The resting-state adjacency matrix was used to calculate network topology. We calculated betweenness centrality (BC) and global efficiency (GE) of the resting-state adjacency matrix. BC measures how central a node lies with respect to the rest of the network, and is based on how many shortest paths pass through it. Nodes with high BC represent hubs of the network (Fornito et al. 2016). GE represents efficiency of the underlying network and is a measure of integration. The Brain Connectivity Toolbox (brain-connectivity-toolbox.net) was used to calculate GE per network, and BC of all nodes in the network (with Matlab scripts: efficiency_wei.m and betweenness_wei.m, respectively) (Rubinov and Sporns 2010). BC was then normalized (z-scored) per participant, and averaged per network. GE and average BC for all 16 pain nodes represented the pain network, GE and BC for the 58 DMN nodes represented the DMN. For the whole brain (264 nodes), only GE was calculated, since calculating BC (or ‘hubness’) of the whole brain is essentially meaningless.

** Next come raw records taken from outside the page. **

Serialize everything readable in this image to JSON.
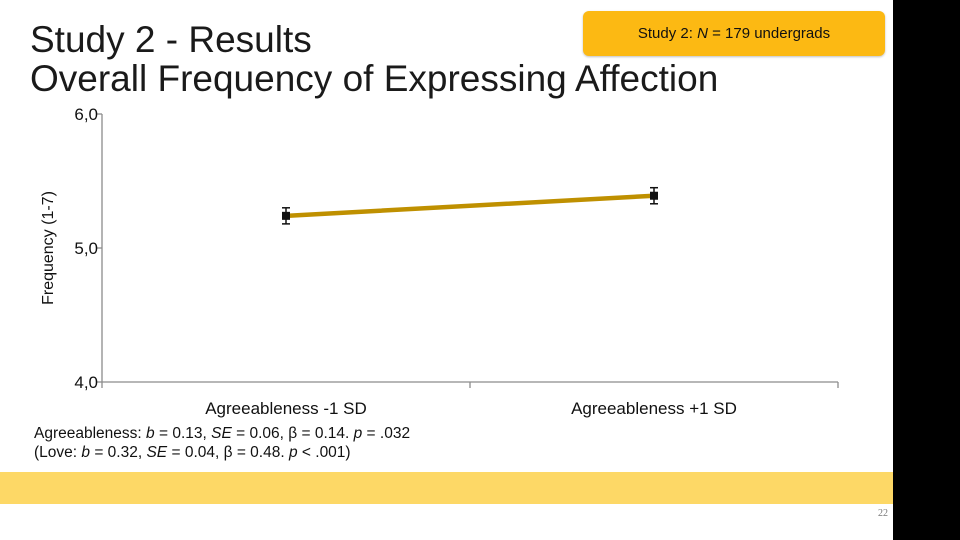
{
  "slide": {
    "title_line1": "Study 2 - Results",
    "title_line2": "Overall Frequency of Expressing Affection",
    "badge": {
      "pre": "Study 2: ",
      "italic": "N",
      "post": " = 179 undergrads"
    },
    "stats": {
      "line1": [
        "Agreeableness: ",
        {
          "i": "b"
        },
        " = 0.13, ",
        {
          "i": "SE"
        },
        " = 0.06, β = 0.14.  ",
        {
          "i": "p"
        },
        " = .032"
      ],
      "line2": [
        "(Love: ",
        {
          "i": "b"
        },
        " = 0.32, ",
        {
          "i": "SE"
        },
        " = 0.04, β = 0.48.  ",
        {
          "i": "p"
        },
        " < .001)"
      ]
    },
    "page_number": "22",
    "colors": {
      "line": "#bf9000",
      "accent": "#fcb913",
      "band": "#fdd866",
      "marker": "#111111",
      "rightbar": "#000000"
    }
  },
  "chart_data": {
    "type": "line",
    "categories": [
      "Agreeableness -1 SD",
      "Agreeableness +1 SD"
    ],
    "series": [
      {
        "values": [
          5.24,
          5.39
        ],
        "error": [
          0.06,
          0.06
        ]
      }
    ],
    "ylabel": "Frequency (1-7)",
    "ylim": [
      4.0,
      6.0
    ],
    "yticks": [
      4.0,
      5.0,
      6.0
    ],
    "ytick_labels": [
      "4,0",
      "5,0",
      "6,0"
    ],
    "grid": false,
    "legend": "none"
  }
}
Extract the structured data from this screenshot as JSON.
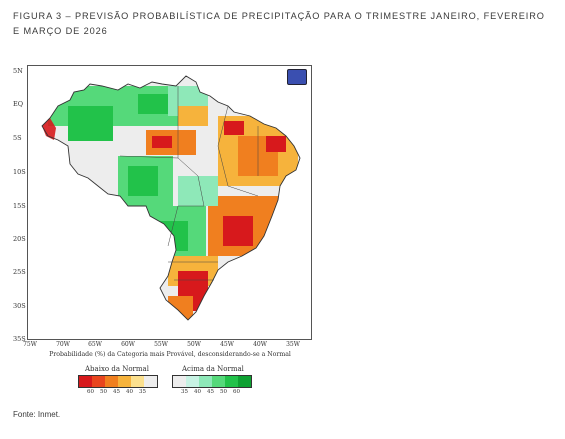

Mann–Whitney U test was performed to investigate the difference between PD and controls on all pain measures, as they were not normally distributed. To investigate the differences in pain and network topology, the independent variable ‘group’ (patients ON and OFF, and controls) and dependent variables BC and GE measures, were entered in multivariate analyses of covariance (MANCOVAs), with average motion during the scan as a covariate. Only differences between patients and controls were considered. To investigate the relationship between pain and network topology, a hierarchical stepwise linear regression was performed per group (controls, PD ON, PD OFF), with the BC and GE of the pain network as independent variables, and clinical pain as dependent variable. In each analysis’ first block, average movement during the scan was added as a covariate to account for motion in the scanner, and a forward stepwise method was utilized to investigate the contribution of each separate independent variable. Scores on the NWC served as a dependent variable. The alpha level was set at 0.05, and tested two-sided.
The datasets generated and analyzed during the current study are available from the corresponding author on reasonable request.